Jean Francois Fogel, the journalist who loved Latin America and anticipated the digital transformation of the media

Share This Post

- Advertisement -

He has been dismissed with sincere affection on social networks by some of the most important reporters of Spain and Latin America. Surely the same will have happened in France.

- Advertisement -

He wasn’t famous at all, but… his prestige spread throughout the journalistic universe since in 2000 he wrote, together with Bruño Patiño, a book that anticipates the changes in the sector: “The press without Gutenberg”, he titled it and it proved to be a beacon and guide for what was to come.

Jean Francois Fogel died last Sunday in Paris at the age of 70 after suffering a stroke. He had worked for the France-Presse news agency, for two of the most important newspapers in his country, Libération and Le Monde, for the weekly Le Point, and for France Televisions.

- Advertisement -

It was his curiosity for universal journalism and his love of Latin America that drove him create links with media and journalists from Spain, Argentina and Colombia, among others. Until last Sunday he was President of the Governing Council and member of the Board of Directors of the Gabo Foundation, the institution founded by his friend Gabriel García Márquez, known in 1970, which deals with the dissemination and research of journalistic excellence and is based in Cartagena.

“Jean-François had a deep knowledge and interest in Latin America and Spanish-American culture, he was a good friend of Gabo, whom he met in the early 1970s, he loved journalism and literature, he was concerned about the freedom of expression and the quality of democracy in the region and first of all he made what we now call digital transformation, of which he became a practical expert, a generous promoter and a clairvoyant guide.

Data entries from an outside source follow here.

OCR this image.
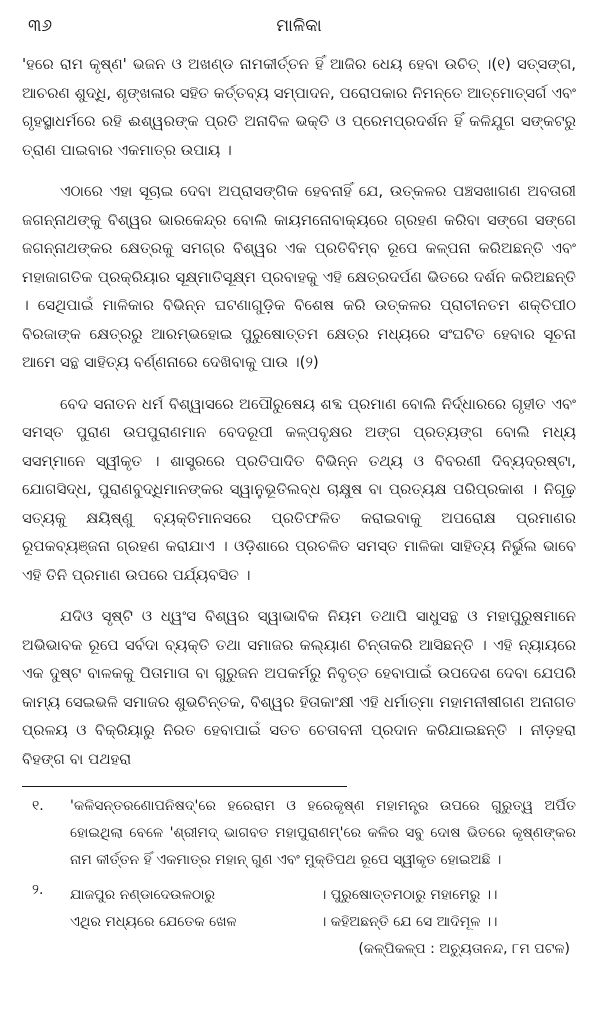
୩୬	ମାଳିକା

'ହରେ ରାମ କୃଷ୍ଣ' ଭଜନ ଓ ଅଖଣ୍ଡ ନାମକୀର୍ତ୍ତନ ହିଁ ଆଜିର ଧେୟ ହେବା ଉଚିତ୍ ।(୧) ସତ୍‌ସଙ୍ଗ, ଆଚରଣ ଶୁଦ୍ଧି, ଶୃଙ୍ଖଳାର ସହିତ କର୍ତ୍ତବ୍ୟ ସମ୍ପାଦନ, ପରୋପକାର ନିମନ୍ତେ ଆତ୍ମୋତ୍ସର୍ଗ ଏବଂ ଗୃହସ୍ଥାଧର୍ମରେ ରହି ଈଶ୍ୱରଙ୍କ ପ୍ରତି ଅନାବିଳ ଭକ୍ତି ଓ ପ୍ରେମପ୍ରଦର୍ଶନ ହିଁ କଳିଯୁଗ ସଙ୍କଟରୁ ତ୍ରାଣ ପାଇବାର ଏକମାତ୍ର ଉପାୟ ।

ଏଠାରେ ଏହା ସୂଚାଇ ଦେବା ଅପ୍ରାସଙ୍ଗିକ ହେବନାହିଁ ଯେ, ଉତ୍କଳର ପଞ୍ଚସଖାଗଣ ଅବତାରୀ ଜଗନ୍ନାଥଙ୍କୁ ବିଶ୍ୱର ଭାରକେନ୍ଦ୍ର ବୋଲି କାୟମନୋବାକ୍ୟରେ ଗ୍ରହଣ କରିବା ସଙ୍ଗେ ସଙ୍ଗେ ଜଗନ୍ନାଥଙ୍କର କ୍ଷେତ୍ରକୁ ସମଗ୍ର ବିଶ୍ୱର ଏକ ପ୍ରତିବିମ୍ବ ରୂପେ କଳ୍ପନା କରିଅଛନ୍ତି ଏବଂ ମହାଜାଗତିକ ପ୍ରକ୍ରିୟାର ସୂକ୍ଷ୍ମାତିସୂକ୍ଷ୍ମ ପ୍ରବାହକୁ ଏହି କ୍ଷେତ୍ରଦର୍ପଣ ଭିତରେ ଦର୍ଶନ କରିଅଛନ୍ତି । ସେଥିପାଇଁ ମାଳିକାର ବିଭିନ୍ନ ଘଟଣାଗୁଡ଼ିକ ବିଶେଷ କରି ଉତ୍କଳର ପ୍ରାଚୀନତମ ଶକ୍ତିପୀଠ ବିରଜାଙ୍କ କ୍ଷେତ୍ରରୁ ଆରମ୍ଭହୋଇ ପୁରୁଷୋତ୍ତମ କ୍ଷେତ୍ର ମଧ୍ୟରେ ସଂଘଟିତ ହେବାର ସୂଚନା ଆମେ ସନ୍ଥ ସାହିତ୍ୟ ବର୍ଣ୍ଣନାରେ ଦେଖିବାକୁ ପାଉ ।(୨)

ବେଦ ସନାତନ ଧର୍ମ ବିଶ୍ୱାସରେ ଅପୌରୁଷେୟ ଶବ୍ଦ ପ୍ରମାଣ ବୋଲି ନିର୍ଦ୍ଧାରରେ ଗୃହୀତ ଏବଂ ସମସ୍ତ ପୁରାଣ ଉପପୁରାଣମାନ ବେଦରୂପୀ କଳ୍ପବୃକ୍ଷର ଅଙ୍ଗ ପ୍ରତ୍ୟଙ୍ଗ ବୋଲି ମଧ୍ୟ ସସମ୍ମାନେ ସ୍ୱୀକୃତ । ଶାସ୍ତ୍ରରେ ପ୍ରତିପାଦିତ ବିଭିନ୍ନ ତଥ୍ୟ ଓ ବିବରଣୀ ଦିବ୍ୟଦ୍ରଷ୍ଟା, ଯୋଗସିଦ୍ଧ, ପୁରାଣବୁଦ୍ଧିମାନଙ୍କର ସ୍ୱାନୁଭୂତିଲବ୍ଧ ଚାକ୍ଷୁଷ ବା ପ୍ରତ୍ୟକ୍ଷ ପରିପ୍ରକାଶ । ନିଗୂଢ଼ ସତ୍ୟକୁ କ୍ଷୟିଷ୍ଣୁ ବ୍ୟକ୍ତିମାନସରେ ପ୍ରତିଫଳିତ କରାଇବାକୁ ଅପରୋକ୍ଷ ପ୍ରମାଣର ରୂପକବ୍ୟଞ୍ଜନା ଗ୍ରହଣ କରାଯାଏ । ଓଡ଼ିଶାରେ ପ୍ରଚଳିତ ସମସ୍ତ ମାଳିକା ସାହିତ୍ୟ ନିର୍ଭୁଲ ଭାବେ ଏହି ତିନି ପ୍ରମାଣ ଉପରେ ପର୍ଯ୍ୟବସିତ ।

ଯଦିଓ ସୃଷ୍ଟି ଓ ଧ୍ୱଂସ ବିଶ୍ୱର ସ୍ୱାଭାବିକ ନିୟମ ତଥାପି ସାଧୁସନ୍ଥ ଓ ମହାପୁରୁଷମାନେ ଅଭିଭାବକ ରୂପେ ସର୍ବଦା ବ୍ୟକ୍ତି ତଥା ସମାଜର କଲ୍ୟାଣ ଚିନ୍ତାକରି ଆସିଛନ୍ତି । ଏହି ନ୍ୟାୟରେ ଏକ ଦୁଷ୍ଟ ବାଳକକୁ ପିତାମାତା ବା ଗୁରୁଜନ ଅପକର୍ମରୁ ନିବୃତ୍ତ ହେବାପାଇଁ ଉପଦେଶ ଦେବା ଯେପରି କାମ୍ୟ ସେଇଭଳି ସମାଜର ଶୁଭଚିନ୍ତକ, ବିଶ୍ୱର ହିତାକାଂକ୍ଷୀ ଏହି ଧର୍ମାତ୍ମା ମହାମନୀଷୀଗଣ ଅନାଗତ ପ୍ରଳୟ ଓ ବିକ୍ରିୟାରୁ ନିରତ ହେବାପାଇଁ ସତତ ଚେତାବନୀ ପ୍ରଦାନ କରିଯାଇଛନ୍ତି । ନୀଡ଼ହରା ବିହଙ୍ଗ ବା ପଥହରା

୧. 'କଳିସନ୍ତରଣୋପନିଷଦ୍'ରେ ହରେରାମ ଓ ହରେକୃଷ୍ଣ ମହାମନ୍ତ୍ର ଉପରେ ଗୁରୁତ୍ୱ ଅର୍ପିତ ହୋଇଥିଲା ବେଳେ 'ଶ୍ରୀମଦ୍ ଭାଗବତ ମହାପୁରାଣମ୍'ରେ କଳିର ସବୁ ଦୋଷ ଭିତରେ କୃଷ୍ଣଙ୍କର ନାମ କୀର୍ତ୍ତନ ହିଁ ଏକମାତ୍ର ମହାନ୍ ଗୁଣ ଏବଂ ମୁକ୍ତିପଥ ରୂପେ ସ୍ୱୀକୃତ ହୋଇଅଛି ।
୨. ଯାଜପୁର ନଣ୍ଡାଦେଉଳଠାରୁ	। ପୁରୁଷୋତ୍ତମଠାରୁ ମହାମେରୁ ।।
ଏଥିର ମଧ୍ୟରେ ଯେତେକ ଖେଳ	। କହିଅଛନ୍ତି ଯେ ସେ ଆଦିମୂଳ ।।
(କଳ୍ପିକଳ୍ପ : ଅଚ୍ୟୁତାନନ୍ଦ, ୮ମ ପଟଳ)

He is irreplaceable and will be greatly missed but will always be remembered and we will pay him the tribute he deserves at the 11th Gabo Festival in Bogotá,” wrote Jaime Abello Banfi, director general of the Gabo Foundation, upon hearing the news.

In addition to La prensa sin Gutenberg, he was the author of the books “End of the century in Havana”, on the secrets of the collapse of Fidel Castro, and “El testamento de Pablo Escobar”, on the Colombian drug trafficker, a country with which Fogel had built a strong bond.

Several times his interest in changes in journalism led him to Argentina, and each time he visited clarion to exchange conversations about newspaper transformation.

In the last decade worked as a consultant to SudOuest, one of the largest newspaper publishing groups. Until the end, she combined this task with her vocation as a teacher and her passion for essay writing and writing.